Underwood started things with a subdued version of the Jackson classic "Remember When," with the Oklahoma native mentioning that her first concert was Alan Jackson himself. Soon after, the camera shifted to another stage, where Pardi, Bentley and Wilson were each on hand to take a spin on the musical merry go 'round that included Jackson's 1993 "Chattahoochee," the 2002 hit "Drive (For Daddy Gene)" and 1991's "Chasin' That Neon Rainbow."
The star-studded tribute came as the Country Music Association presented Jackson with the Willie Nelson Lifetime Achievement Award, an honor previously given to Dolly Parton, Loretta Lynn, Charley Pride and Johnny Cash, among others.

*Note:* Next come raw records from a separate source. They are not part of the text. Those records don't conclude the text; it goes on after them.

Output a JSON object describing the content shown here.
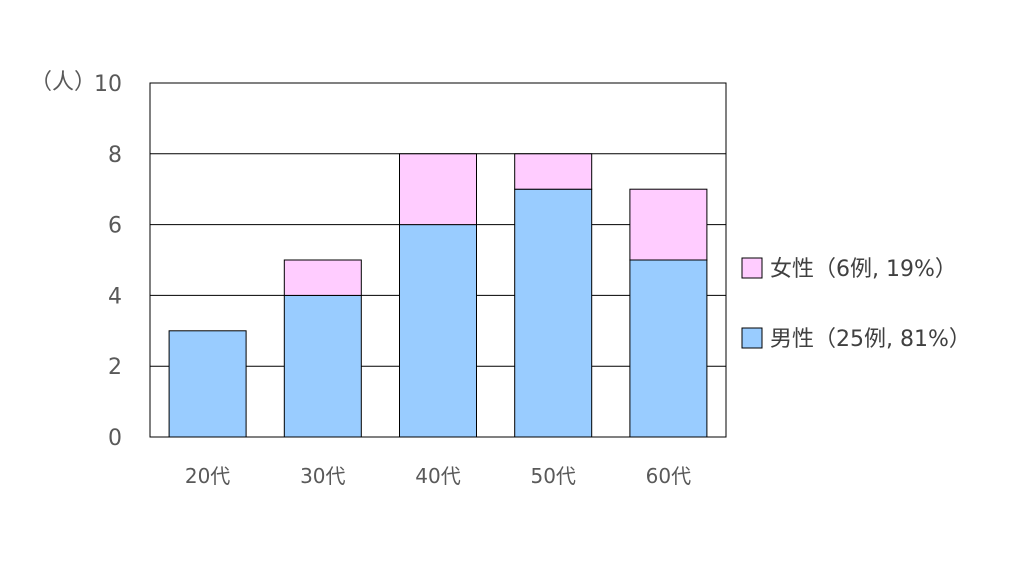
{
  "chart_data": {
    "type": "bar",
    "stacked": true,
    "categories": [
      "20代",
      "30代",
      "40代",
      "50代",
      "60代"
    ],
    "series": [
      {
        "name": "男性（25例, 81%）",
        "values": [
          3,
          4,
          6,
          7,
          5
        ],
        "color": "#99CCFF"
      },
      {
        "name": "女性（6例, 19%）",
        "values": [
          0,
          1,
          2,
          1,
          2
        ],
        "color": "#FFCCFF"
      }
    ],
    "y_unit_label": "（人）",
    "ylim": [
      0,
      10
    ],
    "yticks": [
      0,
      2,
      4,
      6,
      8,
      10
    ],
    "grid": true,
    "legend_position": "right",
    "border_color": "#000000",
    "grid_color": "#000000"
  }
}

"Country music has been real good to me," Jackson said in his acceptance speech. "I fell in love with it when I was a young man. It's real American music to me. I'm so blessed."
According to the CMA, the award is given to "an artist who has reached the highest degree of recognition in country music, and recognizes an artist who has earned national and international prominence through concert performances, humanitarian efforts, philanthropy, streaming numbers, record sales and public representation, and has contributed to the growth of the country music genre."
Jackson, who has charted 26 No. 1 hits on the country charts since his career launched in the early 1990s, was recently forced to postpone multiple dates of his Last Call: One More for the Road Tour to 2023. In 2021, the country star revealed he had been diagnosed with Charcot-Marie-Tooth disease, a non-life-threatening neurological condition that affects his gross motor skills, making live performances more challenging.
The Country Music Association held the 2022 CMA Awards on Nov. 9 at Bridgestone Arena in downtown Nashville. The show, co-hosted by Luke Bryan and former NFL quarterback Peyton Manning, aired live on ABC.